By Mayo Clinic Staff

Acute myelogenous leukemia is an aggressive form of cancer that typically demands quick decision making. That leaves people with a new diagnosis faced with important decisions about a disease they may not yet understand. Here are some tips for coping:

  • Learn enough to make decisions about your care. The term "leukemia" can be confusing because it refers to a group of cancers that aren't all that similar except for the fact that they affect the bone marrow and blood. You can waste a lot of time researching information that doesn't apply to your kind of leukemia. To avoid that, ask your doctor to write down as much information about your specific disease as possible. Then narrow your search for information accordingly.

    Write down questions for your doctor before each appointment, and look for information in your local library and on the Internet. Good sources include the National Cancer Institute, the American Cancer Society and the Leukemia & Lymphoma Society.

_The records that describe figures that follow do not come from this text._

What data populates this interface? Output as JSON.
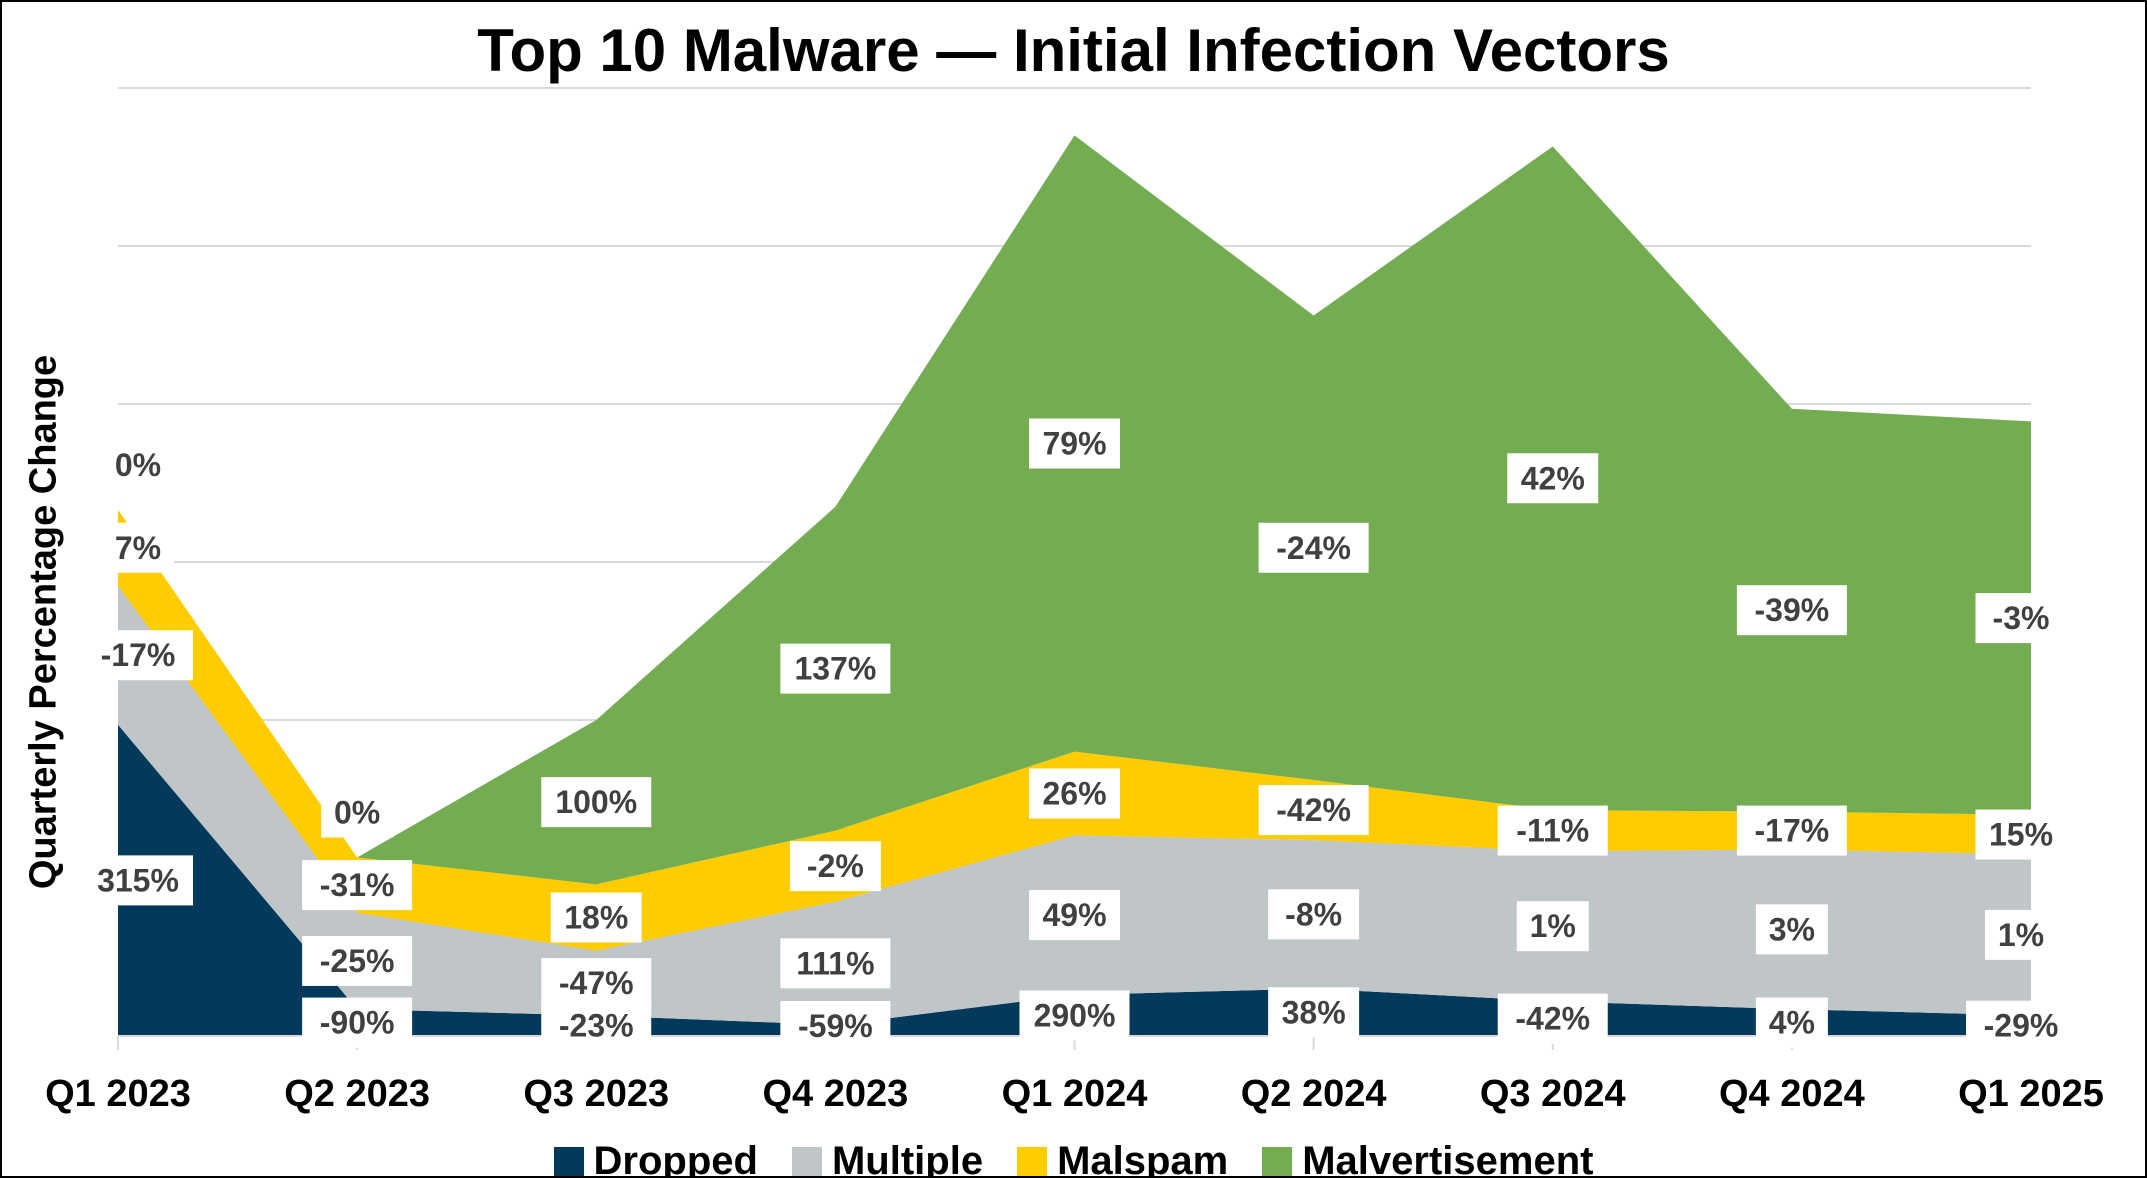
{
  "chart_data": {
    "type": "area",
    "stacked": true,
    "title": "Top 10 Malware — Initial Infection Vectors",
    "ylabel": "Quarterly Percentage Change",
    "xlabel": "",
    "grid": true,
    "legend_position": "bottom",
    "categories": [
      "Q1 2023",
      "Q2 2023",
      "Q3 2023",
      "Q4 2023",
      "Q1 2024",
      "Q2 2024",
      "Q3 2024",
      "Q4 2024",
      "Q1 2025"
    ],
    "ylim": [
      0,
      600
    ],
    "series": [
      {
        "name": "Dropped",
        "color": "#03395A",
        "values": [
          197,
          17,
          13,
          7,
          26,
          30,
          22,
          17,
          13
        ],
        "labels": [
          "315%",
          "-90%",
          "-23%",
          "-59%",
          "290%",
          "38%",
          "-42%",
          "4%",
          "-29%"
        ]
      },
      {
        "name": "Multiple",
        "color": "#C0C5C8",
        "values": [
          88,
          61,
          41,
          78,
          101,
          94,
          95,
          101,
          102
        ],
        "labels": [
          "-17%",
          "-25%",
          "-47%",
          "111%",
          "49%",
          "-8%",
          "1%",
          "3%",
          "1%"
        ]
      },
      {
        "name": "Malspam",
        "color": "#FFCC00",
        "values": [
          48,
          35,
          42,
          45,
          53,
          38,
          26,
          24,
          25
        ],
        "labels": [
          "7%",
          "-31%",
          "18%",
          "-2%",
          "26%",
          "-42%",
          "-11%",
          "-17%",
          "15%"
        ]
      },
      {
        "name": "Malvertisement",
        "color": "#74AC52",
        "values": [
          0,
          0,
          104,
          205,
          390,
          294,
          420,
          255,
          249
        ],
        "labels": [
          "0%",
          "0%",
          "100%",
          "137%",
          "79%",
          "-24%",
          "42%",
          "-39%",
          "-3%"
        ]
      }
    ]
  }
}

  • Lean on family and friends. It can be tough to talk about your diagnosis, and you'll likely get a range of reactions when you share the news. But talking about your diagnosis can be helpful. So can the outpouring of practical help that often results.
  • Take care of yourself. It's easy to get caught up in the tests, treatments and procedures of therapy. But it's important to take care of yourself, not just the cancer. Try to make time for yoga, gardening, cooking or other favorite diversions.